Geçmişten günümüze Mardin

Geçmişten günümüze Mardin

Tarihi ve mimari dokusuyla açık hava müzesi görünümünde olan, inanç ve kültür turizminin önemli merkezleri arasında yer alan “Gündüz seyranlık, gece gerdanlık” olarak nitelendirilen Mardin’in tarihini biraz irdeledik.

Bir dağın tepesinde kurulmuş olan Mardin, Yukarı Mezopotamya’nın en eski şehirlerinden biridir. M.Ö.4500’den başlayarak klasik anlamda yerleşim alanı olan Mardin, Subari, Sümer, Babil, Mitaniler, Asur, Pers, Selevkos, Roma, Bizans, Emevi, Abbasi, Selçuklu, Artuklu, Karakoyunlu, Akkoyunlu ve Osmanlı Dönemine ilişkin birçok yapıyı bünyesinde harmanlayabilmiş önemli bir açık hava müzesi görünümündedir.

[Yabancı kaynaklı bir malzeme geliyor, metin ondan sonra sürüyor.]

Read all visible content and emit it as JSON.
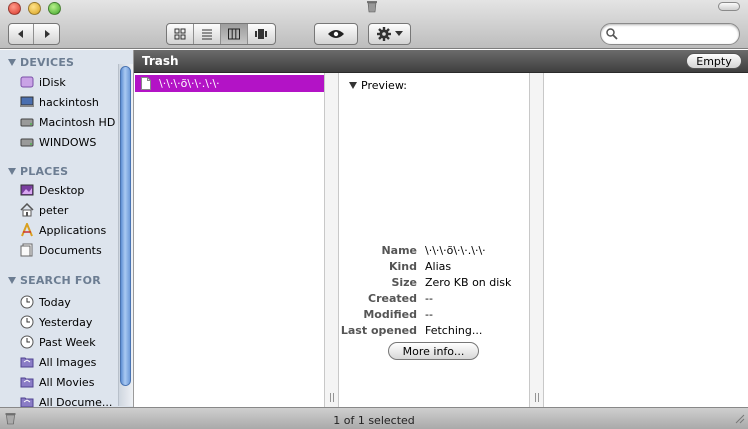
{
  "window": {
    "title_icon": "trash-icon"
  },
  "toolbar": {
    "back_icon": "triangle-left-icon",
    "forward_icon": "triangle-right-icon",
    "view_icons": [
      "icon-view-icon",
      "list-view-icon",
      "column-view-icon",
      "coverflow-view-icon"
    ],
    "active_view_index": 2,
    "quicklook_icon": "eye-icon",
    "action_icon": "gear-icon",
    "search_placeholder": "",
    "search_icon": "magnifier-icon"
  },
  "sidebar": {
    "sections": [
      {
        "label": "DEVICES",
        "items": [
          {
            "label": "iDisk",
            "icon": "idisk-icon"
          },
          {
            "label": "hackintosh",
            "icon": "computer-icon"
          },
          {
            "label": "Macintosh HD",
            "icon": "harddisk-icon"
          },
          {
            "label": "WINDOWS",
            "icon": "harddisk-icon"
          }
        ]
      },
      {
        "label": "PLACES",
        "items": [
          {
            "label": "Desktop",
            "icon": "desktop-icon"
          },
          {
            "label": "peter",
            "icon": "home-icon"
          },
          {
            "label": "Applications",
            "icon": "applications-icon"
          },
          {
            "label": "Documents",
            "icon": "documents-icon"
          }
        ]
      },
      {
        "label": "SEARCH FOR",
        "items": [
          {
            "label": "Today",
            "icon": "clock-icon"
          },
          {
            "label": "Yesterday",
            "icon": "clock-icon"
          },
          {
            "label": "Past Week",
            "icon": "clock-icon"
          },
          {
            "label": "All Images",
            "icon": "smart-folder-icon"
          },
          {
            "label": "All Movies",
            "icon": "smart-folder-icon"
          },
          {
            "label": "All Docume...",
            "icon": "smart-folder-icon"
          }
        ]
      }
    ]
  },
  "pathbar": {
    "title": "Trash",
    "empty_label": "Empty"
  },
  "columns": {
    "files": [
      {
        "name": "\\·\\·\\·õ\\·\\·.\\·\\·",
        "selected": true,
        "icon": "alias-file-icon"
      }
    ]
  },
  "preview": {
    "label": "Preview:",
    "info": [
      {
        "key": "Name",
        "value": "\\·\\·\\·õ\\·\\·.\\·\\·"
      },
      {
        "key": "Kind",
        "value": "Alias"
      },
      {
        "key": "Size",
        "value": "Zero KB on disk"
      },
      {
        "key": "Created",
        "value": "--"
      },
      {
        "key": "Modified",
        "value": "--"
      },
      {
        "key": "Last opened",
        "value": "Fetching..."
      }
    ],
    "more_info_label": "More info..."
  },
  "status": {
    "text": "1 of 1 selected"
  },
  "colors": {
    "selection": "#b313c6",
    "sidebar_bg": "#dde4ed",
    "sidebar_heading": "#6c7d92"
  }
}
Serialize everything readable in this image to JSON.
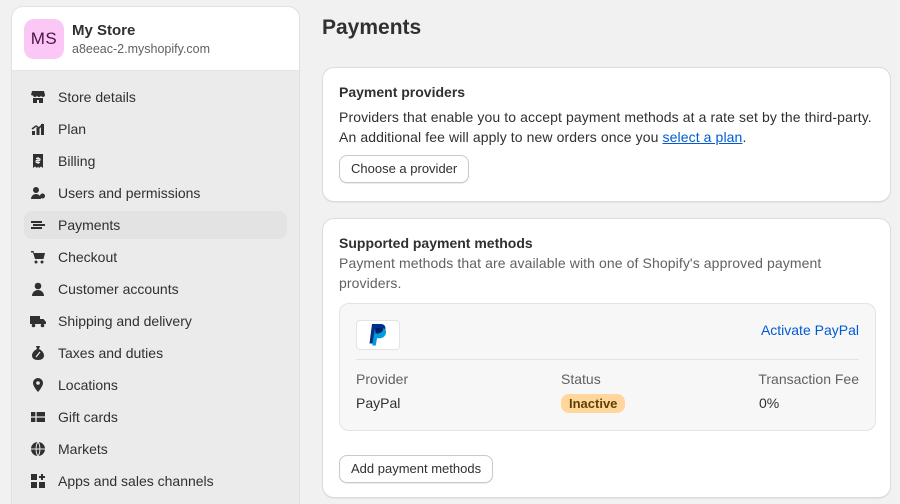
{
  "store": {
    "initials": "MS",
    "name": "My Store",
    "url": "a8eeac-2.myshopify.com"
  },
  "nav": [
    {
      "label": "Store details",
      "icon": "store-icon"
    },
    {
      "label": "Plan",
      "icon": "plan-icon"
    },
    {
      "label": "Billing",
      "icon": "billing-icon"
    },
    {
      "label": "Users and permissions",
      "icon": "users-icon"
    },
    {
      "label": "Payments",
      "icon": "payments-icon",
      "active": true
    },
    {
      "label": "Checkout",
      "icon": "cart-icon"
    },
    {
      "label": "Customer accounts",
      "icon": "person-icon"
    },
    {
      "label": "Shipping and delivery",
      "icon": "truck-icon"
    },
    {
      "label": "Taxes and duties",
      "icon": "tax-icon"
    },
    {
      "label": "Locations",
      "icon": "location-icon"
    },
    {
      "label": "Gift cards",
      "icon": "gift-card-icon"
    },
    {
      "label": "Markets",
      "icon": "globe-icon"
    },
    {
      "label": "Apps and sales channels",
      "icon": "apps-icon"
    }
  ],
  "page": {
    "title": "Payments"
  },
  "providers": {
    "title": "Payment providers",
    "description_before": "Providers that enable you to accept payment methods at a rate set by the third-party. An additional fee will apply to new orders once you ",
    "link": "select a plan",
    "description_after": ".",
    "button": "Choose a provider"
  },
  "methods": {
    "title": "Supported payment methods",
    "description": "Payment methods that are available with one of Shopify's approved payment providers.",
    "activate_link": "Activate PayPal",
    "headers": {
      "provider": "Provider",
      "status": "Status",
      "fee": "Transaction Fee"
    },
    "row": {
      "provider": "PayPal",
      "status": "Inactive",
      "fee": "0%"
    },
    "button": "Add payment methods"
  },
  "colors": {
    "accent_link": "#005bd3",
    "badge_bg": "#ffd79d",
    "avatar_bg": "#fbc8f5"
  }
}
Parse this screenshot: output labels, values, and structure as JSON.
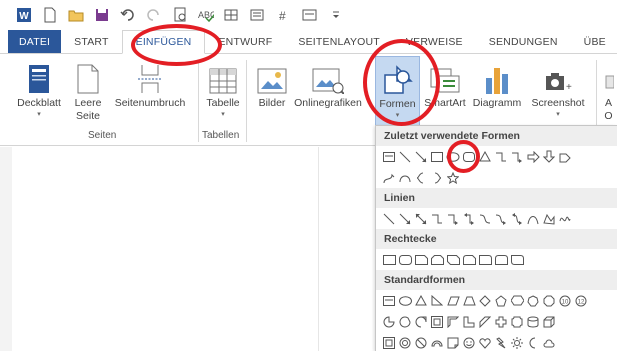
{
  "tabs": [
    "DATEI",
    "START",
    "EINFÜGEN",
    "ENTWURF",
    "SEITENLAYOUT",
    "VERWEISE",
    "SENDUNGEN",
    "ÜBE"
  ],
  "ribbon": {
    "buttons": [
      {
        "line1": "Deckblatt",
        "line2": "",
        "arrow": "▾"
      },
      {
        "line1": "Leere",
        "line2": "Seite",
        "arrow": ""
      },
      {
        "line1": "Seitenumbruch",
        "line2": "",
        "arrow": ""
      },
      {
        "line1": "Tabelle",
        "line2": "",
        "arrow": "▾"
      },
      {
        "line1": "Bilder",
        "line2": "",
        "arrow": ""
      },
      {
        "line1": "Onlinegrafiken",
        "line2": "",
        "arrow": ""
      },
      {
        "line1": "Formen",
        "line2": "",
        "arrow": "▾"
      },
      {
        "line1": "SmartArt",
        "line2": "",
        "arrow": ""
      },
      {
        "line1": "Diagramm",
        "line2": "",
        "arrow": ""
      },
      {
        "line1": "Screenshot",
        "line2": "",
        "arrow": "▾"
      },
      {
        "line1": "A",
        "line2": "O",
        "arrow": ""
      }
    ],
    "groups": [
      "Seiten",
      "Tabellen"
    ]
  },
  "shapes_menu": {
    "sections": [
      "Zuletzt verwendete Formen",
      "Linien",
      "Rechtecke",
      "Standardformen"
    ]
  },
  "colors": {
    "file_tab": "#2b579a",
    "accent": "#2b579a",
    "annotation": "#e31e24"
  }
}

Tarih boyunca birçok medeniyete ev sahipliği yapan ve Güneydoğu Anadolu Bölgesi’nin Yukarı Mezopotamya havzasında bulunan Mardin,  güneyinde Suriye, doğusunda Şırnak ve Siirt, kuzeyinde Diyarbakır ve Batman, batısında Şanlıurfa ile çevrilidir. İl topraklarının büyük bir bölümü kuzeydeki Diyarbakır havzası ile güneyde Suriye’nin kuzeydoğusundaki düzlükleri birbirinden ayıran Mardin-Midyat eşiğinin üzerinde yer alır. Kızıltepe ve Nusaybin ovaları ilin başlıca düzlük alanlarıdır.

Ekonomisi

Mardin ekonomisi tarım, hayvancılık ve turizme dayalıdır. Yetiştirilen başlıca tarımsal ürünler; buğday, kırmızı mercimek, arpa, kavun, karpuz, üzüm, domates, patlıcan, nohut ve pamuktur. Testi, çanak-çömlek, demircilik, bakırcılık, kalaycılık, kuyumculuk, gümüşçülük (telkari) geçmişten günümüze kadar yapılan el sanatlarıdır. Çırçır, iplik, halı, yem, çimento, asbestli çimento, boru, toz kireç ve mıcır fabrikaları kuruludur. Mazıdağı’nda ise Etibank’ın fosfat işletmesi bulunmaktadır.

Semercilik-Nalburculuk

Atı evcilleştiren Mezopotamya medeniyetinin, İpek Yol güzergâhında sürekli değerini artırarak sürdüren Mardin’in doğal dokusu gereği binek hayvanlarına ihtiyacı hep olmuştur. Nice kervanların gelip geçtiği, konakladığı bu topraklarda binek hayvanları ile ilgili gelişkin bir sektör oluşmuştur.  İşte semercilik de bu sektörlerden biridir. Değişen zaman şartları bu sanatı günümüzde neredeyse atıl duruma sokmuştur.

Mardin evleri

Mardin, Güneydoğu Anadolu'nun değişik bir yapılaşma gösteren ilginç yerleşmelerindendir. Kent, Mazı Dağları'nın (Masius) güney yamaçlarında, doğudan batıya 2.500 m uzunluğunda, 500 m genişliğinde bir alana kurulmuştur. Kaleden ve karşıdan bakıldığında, Mardin evleri bir-biri üstüne yığılmış gibidir. Doğal konumdan doğan bu üst üstelik ve sıkışık yapılaşma, kente özgün bir görünüm kazandırmaktadır. Çevrenin ağaçlıklı görünümüyle kale eteğinden başlayarak ovaya doğru teraslar biçiminde inene ak evler, ilginç bir çelişki yaratmaktadır. Mardin, Anadolu ev mimarisinde, Orta Anadolu’nun Niğde, Kayseri şehirlerde daha yaygın olarak da Güneydoğu Anadolu Bölgesi’nde örneklenen, “Kuzey Suriye ile benzeşen” diye tanımlanan taş mimarinin görüldüğü önemli şehirlerden biridir. Gerçekten de bölgede çok sayıda ocağı olan sarı kalker taşı, yapı üretimine egemen olmuş, ahşaba, kapı, pencere, asma kat gibi zorunlu kullanımları dışında yer verilmemiştir. Böylece taş, süslemeden, taşıyıcı sisteme kadar her yapı elemanını belirlemiştir. Bu mimarinin biçimlenmesindeki etkenlerden bir diğeri bölgenin iklimidir. Ayrıca mimaride önemli bir yere sahip eyvan, revak gibi yarı açık mekanlar, özellikle batı güneşine karşı gölgede kalabilecek biçimde yönlendirilmiştir.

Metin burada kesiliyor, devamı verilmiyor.